WHEELING, WEST VIRGINIA - Michael Bernard Barnett, of Steubenville, Ohio, was sentenced today to 41 months of incarceration for his role in a crack cocaine, heroin, and fentanyl distribution operation, U.S. Attorney Bill Powell announced.
Barnett, age 44, also known as “Gator," pled guilty to one count of “Distribution of Cocaine Base" in January 2020. Barnett admitted to selling cocaine base, also known as “crack," in January 2019 in Brooke County.
Assistant U.S. Attorneys Danae DeMasi-Lemon and Robert H. McWilliams, Jr. prosecuted the case on behalf of the government. The Drug Enforcement Administration; the Hancock-Brooke-Weirton Drug & Violent Crimes Task Force, a HIDTA-funded initiative; the West Virginia State Police; the Marshall County Drug & Violent Crimes task Force, a HIDTA-funded initiative; The Ohio Valley Drug & Violent Crimes task Force, a HIDTA-funded initiative; the Jefferson County, Ohio, Drug & Violent Crimes Task Force; the Hancock County Sheriff’s Office; the Brooke County Sheriff’s Office; the Weirton Police Department; and the West Virginia Division of Natural Resources Police investigated.
The investigation was funded by the federal Organized Crime Drug Enforcement Task Force Program (OCDETF).

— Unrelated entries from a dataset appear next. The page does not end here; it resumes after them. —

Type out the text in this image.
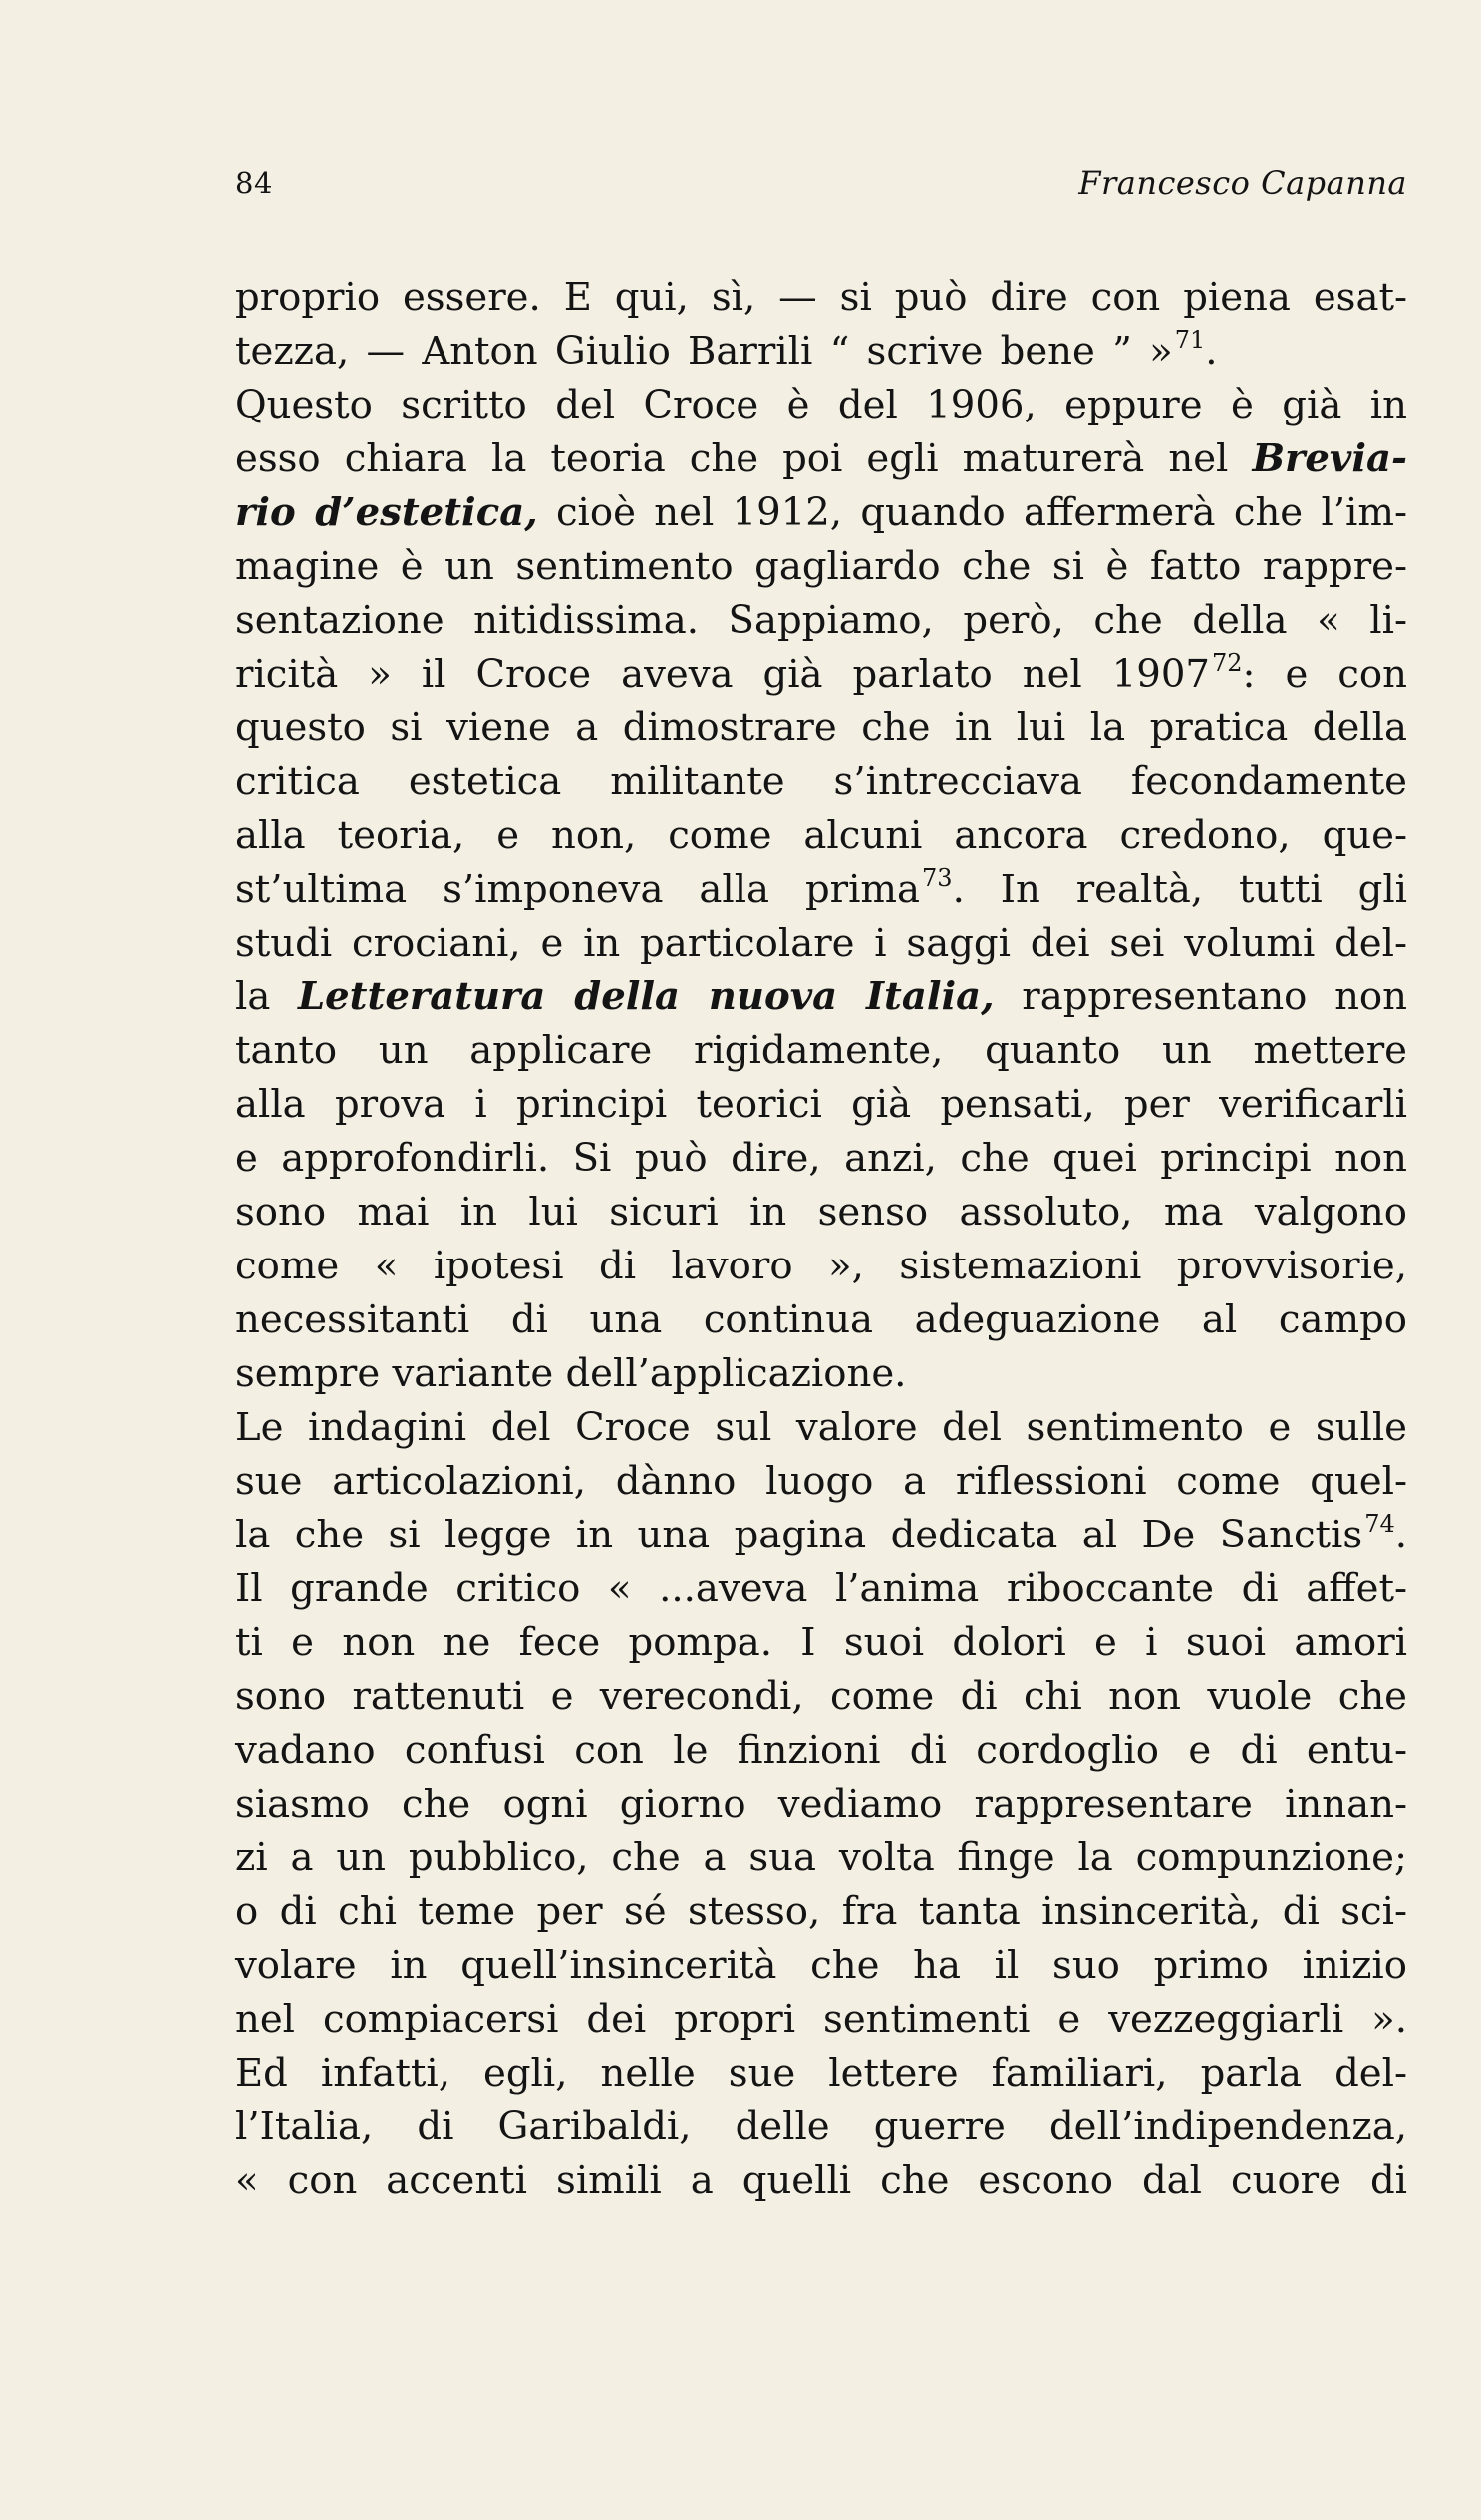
84	Francesco Capanna
proprio essere. E qui, sì, — si può dire con piena esat-
tezza, — Anton Giulio Barrili “ scrive bene ” »$^{71}$.
Questo scritto del Croce è del 1906, eppure è già in
esso chiara la teoria che poi egli maturerà nel Brevia-
rio d’estetica, cioè nel 1912, quando affermerà che l’im-
magine è un sentimento gagliardo che si è fatto rappre-
sentazione nitidissima. Sappiamo, però, che della « li-
ricità » il Croce aveva già parlato nel 1907$^{72}$: e con
questo si viene a dimostrare che in lui la pratica della
critica estetica militante s’intrecciava fecondamente
alla teoria, e non, come alcuni ancora credono, que-
st’ultima s’imponeva alla prima$^{73}$. In realtà, tutti gli
studi crociani, e in particolare i saggi dei sei volumi del-
la Letteratura della nuova Italia, rappresentano non
tanto un applicare rigidamente, quanto un mettere
alla prova i principi teorici già pensati, per verificarli
e approfondirli. Si può dire, anzi, che quei principi non
sono mai in lui sicuri in senso assoluto, ma valgono
come « ipotesi di lavoro », sistemazioni provvisorie,
necessitanti di una continua adeguazione al campo
sempre variante dell’applicazione.
Le indagini del Croce sul valore del sentimento e sulle
sue articolazioni, dànno luogo a riflessioni come quel-
la che si legge in una pagina dedicata al De Sanctis$^{74}$.
Il grande critico « ...aveva l’anima riboccante di affet-
ti e non ne fece pompa. I suoi dolori e i suoi amori
sono rattenuti e verecondi, come di chi non vuole che
vadano confusi con le finzioni di cordoglio e di entu-
siasmo che ogni giorno vediamo rappresentare innan-
zi a un pubblico, che a sua volta finge la compunzione;
o di chi teme per sé stesso, fra tanta insincerità, di sci-
volare in quell’insincerità che ha il suo primo inizio
nel compiacersi dei propri sentimenti e vezzeggiarli ».
Ed infatti, egli, nelle sue lettere familiari, parla del-
l’Italia, di Garibaldi, delle guerre dell’indipendenza,
« con accenti simili a quelli che escono dal cuore di
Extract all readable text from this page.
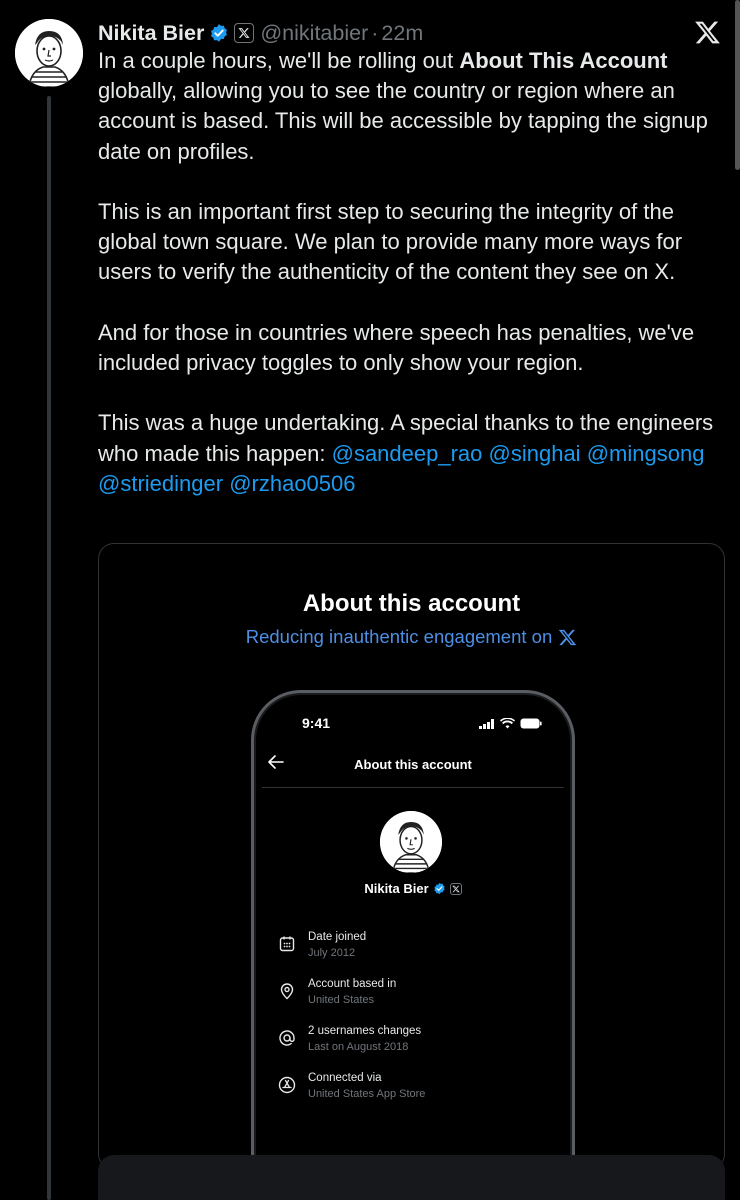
Nikita Bier	@nikitabier · 22m

In a couple hours, we'll be rolling out About This Account globally, allowing you to see the country or region where an account is based. This will be accessible by tapping the signup date on profiles.

This is an important first step to securing the integrity of the global town square. We plan to provide many more ways for users to verify the authenticity of the content they see on X.

And for those in countries where speech has penalties, we've included privacy toggles to only show your region.

This was a huge undertaking. A special thanks to the engineers who made this happen: @sandeep_rao @singhai @mingsong @striedinger @rzhao0506

About this account
Reducing inauthentic engagement on
9:41
About this account
Nikita Bier
Date joined
July 2012
Account based in
United States
2 usernames changes
Last on August 2018
Connected via
United States App Store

OCDETF was established in 1982 to conduct comprehensive, multilevel attacks on major drug trafficking and money laundering organizations and is the keystone of the Department of Justice’s drug reduction strategy. Today, OCDETF combines the resources and expertise of its member federal agencies in cooperation with state and local law enforcement. The principal mission of the OCDETF program is to identify, disrupt, and dismantle the most serious drug trafficking organizations, transnational criminal organizations, and money laundering organizations that present a significant threat to the public safety, economic, or national security of the United States.
U.S. District Judge John Preston Bailey presided.